When my mother sees this post, she will immediately correct me and say she was technically a beatnik, not a hippie. See that—she was too counterculture to even call herself a hippie.
Whatever the case, I always knew we lived an oddball sort of life. I spent my early childhood running around half-naked and barefoot on Martha’s Vineyard, and then spent the rest of it moving all around the country. I liked to brag that we’d moved 13 times by the time I was 13 years old (it was true). My parents were always on a mission to find themselves, change the world, explore.
We were hippies. Real live ones, not like the ones that emerged when I was in high school in the ’90s with their plastic peace-sign earrings, pre-ripped jeans and tie-dye-printed shirts. We ate tofu and drank soy milk before anyone had even heard of it—back when you had to go to a special store to buy it (the one health food store within a 40-mile radius).
Here’s how you know if you, too, were raised by flower children:
1. The day John Lennon died was a family tragedy of epic proportions. Your family gathered around the black-and-white television and watched the coverage. It was the first time you saw your parents cry. And it was like losing a family member: John (yes, everyone in your household was on a first-name basis with him) had been singing you lullabies since you were in the womb. You still can’t believe he’s gone.
2. You were “eating clean” and avoiding “processed foods” before anyone else used those terms. Growing up, I wasn’t allowed to eat cereal with added sugar, let alone artificial colors or flavors. I remember being at a friend’s house and being offered Lucky Charms. Yes, I wanted it, but I was racked with guilt the whole time I sat there eating it, watching the milk turn pink with Red No. 2.
3. You joined Dr. Bronner’s cult as soon as you started to read, bathing in his minty bubbles and reciting “All one! All one!” as your mother washed your hair.
4. You found Alex P. Keaton simultaneously off-putting and totally fascinating. You wondered how anyone so cute and charming could be a registered Republican, and secretly wondered what kind of hell would break loose if you ran off and married him.
5. Your mom’s tattered copy of Our Bodies, Ourselves was your preteen bible. Your parents had taught you about sex early on, but gave you this book for further reference—you know, so you could learn about female orgasms, birth control, abortions, masturbation and natural childbirth, all at the ripe age of 10.
6. You had to hide your love of the Material Girl at first, because she seemed to exemplify all that was wrong with the capitalist regime. And the first time you heard of the pop star Richard Marx you wondered if good old Karl had a great-grandson, and whether Richard thought religion was the opiate of the people too (and if so, when you’d be old enough to date him).
7. Cheetos? Doritos? Chips and dip and other 90s snacks? Nope, snack time was a bowl of sunflower seeds on the wicker coffee table. If you wanted something extra special, a carob-covered rice cake was a decadent treat.
8. Your mom was the first to know when you lost your virginity, and she knew every detail of your teenage sex life for years to come (see No. 5).
9. Patriotic holidays made you a little uncomfortable. And you weren’t sure if you should really be saying the Pledge of Allegiance. What about Vietnam? And slavery? And Dan Quayle? The whole litany of American atrocities had been drilled into your head since infancy.
10. Without meaning to, you debunked Santa Claus and the Tooth Fairy for the kids on the school bus. Your parents told you it was all made up—but they forgot to mention that the other kids weren’t supposed to know, that their parents preferred them to stay blissfully ignorant.
11. You had a copy of Spiritual Midwifery tucked inside your math book and read it during trigonometry class. You planned your early graduation from high school (if you didn’t fail trigonometry) so that you could run off to The Farm with your boyfriend and have Ina May deliver all your babies (or was that just me?).

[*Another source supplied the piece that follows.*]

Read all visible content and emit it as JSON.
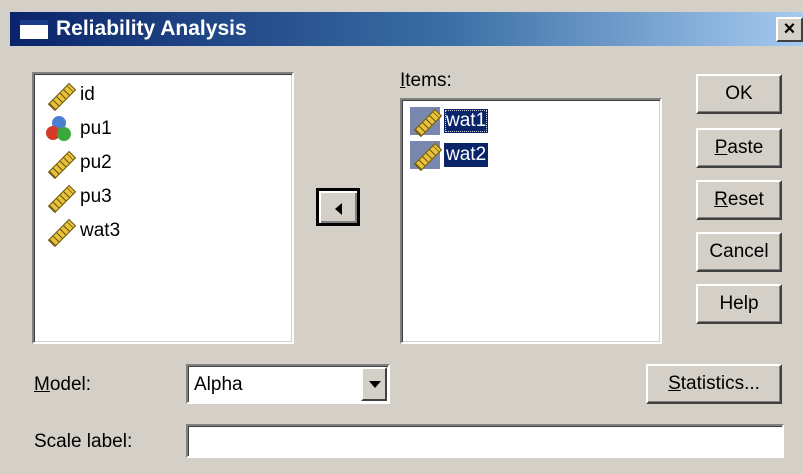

12. When people used the word “granola” to evoke hippiedom, you were like, “What’s the big deal about granola?” Granola = breakfast.
13. In your 20s, you’re talking to your therapist about your boundary issues (see No. 8).
14. When you become a parent, certain things come easily. If your newborn fusses every time you try to put him in the bassinet, you just pick him up and take him into bed with you. After all, you grew up smushed together with your parents and siblings in a big family bed. The hard part is explaining the concept of predictable naptimes and bedtimes to your own parents, who remember toting you around to Grateful Dead concerts and other all-night happenings.
15. You are somehow not surprised when your firstborn starts calling you and your husband by your first names. But your heart swells with joyful surprise when your second child says “Mommy” and “Daddy.”
Like most kids, I had a wonderfully imperfect childhood. Though I appreciate all that my gypsy lifestyle taught me about diversity and resilience, I kind of hated uprooting my life every year. And I often felt a secret desire to just be a little more “normal,” without the exhausting necessity of questioning the status quo with every breath.
Since becoming a parent, I have embraced a more traditional family lifestyle in some ways, while still maintaining a bit of a counterculture, natural-minded edge. But I feel so lucky to have grown up being encouraged to challenge authority, to think outside the box about everything, to believe that art and music can change the world—that people are more important than any material worth—and most important, that love is all you need.